Я подняла голову, всмотрелась в коридор: не появится ли Лука, опять презрев мои указания? Но в этот раз староста действительно уехал, и я не слышала ни шагов, ни голосов. Мертвый дом, мертвое имение. Я одна здесь, кажется, живая душа, и та — не из этого мира.
Я махнула на Андрея рукой. Больше всего похоже на акт отчаяния с его стороны: хоть как, но избавить сестру от мужа-зверя. А мой акт отчаяния — избегание?
— Еще ты будешь сватовство барина улаживать. — Здесь вообще в порядке вещей жениться на крепостных или барин решил поразвлечься? А дети? Какой статус здесь у детей от крепостной? — Пусть сам приезжает, тогда обсудим. И про всякие байки забудь, или отцу Петру скажу.

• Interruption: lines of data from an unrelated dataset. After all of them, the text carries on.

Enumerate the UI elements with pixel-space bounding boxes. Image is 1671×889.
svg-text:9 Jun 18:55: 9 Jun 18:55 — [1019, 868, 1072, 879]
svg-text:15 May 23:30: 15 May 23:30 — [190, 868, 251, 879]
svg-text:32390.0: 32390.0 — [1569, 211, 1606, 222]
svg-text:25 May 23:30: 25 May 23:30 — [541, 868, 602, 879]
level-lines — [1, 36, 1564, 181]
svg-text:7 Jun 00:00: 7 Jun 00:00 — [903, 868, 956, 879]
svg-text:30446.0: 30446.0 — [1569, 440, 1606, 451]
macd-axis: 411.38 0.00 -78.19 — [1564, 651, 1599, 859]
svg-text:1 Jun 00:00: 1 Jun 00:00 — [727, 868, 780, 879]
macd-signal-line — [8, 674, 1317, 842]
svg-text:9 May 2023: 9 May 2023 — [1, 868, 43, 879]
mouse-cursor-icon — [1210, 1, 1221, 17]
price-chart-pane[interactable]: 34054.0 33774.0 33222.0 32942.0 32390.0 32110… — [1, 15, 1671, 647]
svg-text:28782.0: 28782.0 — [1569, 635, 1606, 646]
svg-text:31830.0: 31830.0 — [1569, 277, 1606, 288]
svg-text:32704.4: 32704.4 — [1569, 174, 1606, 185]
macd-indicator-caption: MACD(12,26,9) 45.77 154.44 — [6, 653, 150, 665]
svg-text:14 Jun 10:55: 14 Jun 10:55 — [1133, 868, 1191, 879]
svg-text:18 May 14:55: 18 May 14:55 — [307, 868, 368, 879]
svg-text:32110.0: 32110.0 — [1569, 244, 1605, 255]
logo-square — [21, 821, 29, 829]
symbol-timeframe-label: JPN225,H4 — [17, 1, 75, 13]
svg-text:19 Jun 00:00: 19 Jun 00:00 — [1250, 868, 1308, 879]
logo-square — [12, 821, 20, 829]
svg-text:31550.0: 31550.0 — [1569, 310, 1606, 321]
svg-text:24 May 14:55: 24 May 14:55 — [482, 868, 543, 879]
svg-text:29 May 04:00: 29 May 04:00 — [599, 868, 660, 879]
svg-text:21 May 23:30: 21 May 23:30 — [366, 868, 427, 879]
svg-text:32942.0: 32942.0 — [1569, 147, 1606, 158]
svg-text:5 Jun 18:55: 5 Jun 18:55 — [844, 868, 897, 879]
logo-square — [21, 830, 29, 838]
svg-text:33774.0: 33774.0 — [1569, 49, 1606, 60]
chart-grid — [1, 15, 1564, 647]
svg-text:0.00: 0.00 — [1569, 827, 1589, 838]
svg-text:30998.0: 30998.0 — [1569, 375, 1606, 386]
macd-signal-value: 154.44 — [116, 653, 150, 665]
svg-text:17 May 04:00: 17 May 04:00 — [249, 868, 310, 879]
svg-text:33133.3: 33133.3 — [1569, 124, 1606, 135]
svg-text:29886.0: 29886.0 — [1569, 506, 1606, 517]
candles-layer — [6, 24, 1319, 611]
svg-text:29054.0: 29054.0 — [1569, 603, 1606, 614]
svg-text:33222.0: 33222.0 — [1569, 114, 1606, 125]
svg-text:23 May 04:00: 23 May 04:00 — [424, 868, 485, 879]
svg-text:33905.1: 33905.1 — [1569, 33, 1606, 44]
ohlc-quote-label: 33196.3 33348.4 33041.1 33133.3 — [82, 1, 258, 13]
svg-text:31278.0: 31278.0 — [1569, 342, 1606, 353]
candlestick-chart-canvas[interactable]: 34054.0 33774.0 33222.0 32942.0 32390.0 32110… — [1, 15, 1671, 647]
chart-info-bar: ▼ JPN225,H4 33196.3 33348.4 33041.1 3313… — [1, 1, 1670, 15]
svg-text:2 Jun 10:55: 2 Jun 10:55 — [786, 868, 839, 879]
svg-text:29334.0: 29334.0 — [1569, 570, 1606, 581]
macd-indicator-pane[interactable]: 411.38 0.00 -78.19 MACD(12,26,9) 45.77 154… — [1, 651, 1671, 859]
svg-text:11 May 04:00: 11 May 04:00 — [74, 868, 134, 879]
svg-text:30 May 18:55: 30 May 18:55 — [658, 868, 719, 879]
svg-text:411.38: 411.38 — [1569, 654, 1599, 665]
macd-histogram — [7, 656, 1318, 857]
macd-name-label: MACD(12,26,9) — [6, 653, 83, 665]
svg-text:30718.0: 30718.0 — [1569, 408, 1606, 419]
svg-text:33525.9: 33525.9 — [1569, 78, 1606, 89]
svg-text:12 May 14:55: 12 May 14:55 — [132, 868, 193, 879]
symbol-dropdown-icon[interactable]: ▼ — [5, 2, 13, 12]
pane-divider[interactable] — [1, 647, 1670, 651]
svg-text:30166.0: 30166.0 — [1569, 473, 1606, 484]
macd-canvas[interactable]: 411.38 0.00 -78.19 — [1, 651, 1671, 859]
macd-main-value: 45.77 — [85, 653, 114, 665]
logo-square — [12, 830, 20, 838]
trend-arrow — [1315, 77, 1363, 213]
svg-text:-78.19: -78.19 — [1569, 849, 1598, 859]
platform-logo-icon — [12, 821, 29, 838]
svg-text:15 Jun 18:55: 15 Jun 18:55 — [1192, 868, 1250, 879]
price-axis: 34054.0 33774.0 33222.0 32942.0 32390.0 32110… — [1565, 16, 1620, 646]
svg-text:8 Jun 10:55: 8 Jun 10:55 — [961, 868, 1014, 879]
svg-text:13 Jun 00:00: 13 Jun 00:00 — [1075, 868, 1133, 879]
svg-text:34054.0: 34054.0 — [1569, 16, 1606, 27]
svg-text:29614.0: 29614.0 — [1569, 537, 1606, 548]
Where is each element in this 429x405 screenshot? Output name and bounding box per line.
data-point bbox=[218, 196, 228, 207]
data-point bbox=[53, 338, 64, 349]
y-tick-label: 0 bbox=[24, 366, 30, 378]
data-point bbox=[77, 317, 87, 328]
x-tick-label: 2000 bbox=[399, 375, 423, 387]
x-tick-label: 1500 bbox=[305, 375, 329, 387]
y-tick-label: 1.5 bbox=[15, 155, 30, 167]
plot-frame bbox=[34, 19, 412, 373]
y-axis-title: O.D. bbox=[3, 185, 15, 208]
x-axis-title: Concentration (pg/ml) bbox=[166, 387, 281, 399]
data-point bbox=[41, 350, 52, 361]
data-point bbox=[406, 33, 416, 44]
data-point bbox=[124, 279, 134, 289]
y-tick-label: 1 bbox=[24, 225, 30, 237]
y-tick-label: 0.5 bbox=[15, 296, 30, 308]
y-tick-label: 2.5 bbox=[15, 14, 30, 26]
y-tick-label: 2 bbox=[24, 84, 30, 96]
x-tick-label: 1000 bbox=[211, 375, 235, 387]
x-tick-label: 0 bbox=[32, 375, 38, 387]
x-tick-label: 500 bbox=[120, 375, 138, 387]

Мне пригодились причитания Луки. Я повернулась к своему столу, к Андрею спиной, села, усиленно делая вид, что решение мое окончательное. Я все равно не знала ни мотивов Андрея, ни настоящих страхов Авдотьи, ни желания — искреннего, как мне казалось — Степаниды вернуться к мужу. Много тайн. Проблема в том, что лишь для меня одной это — тайны.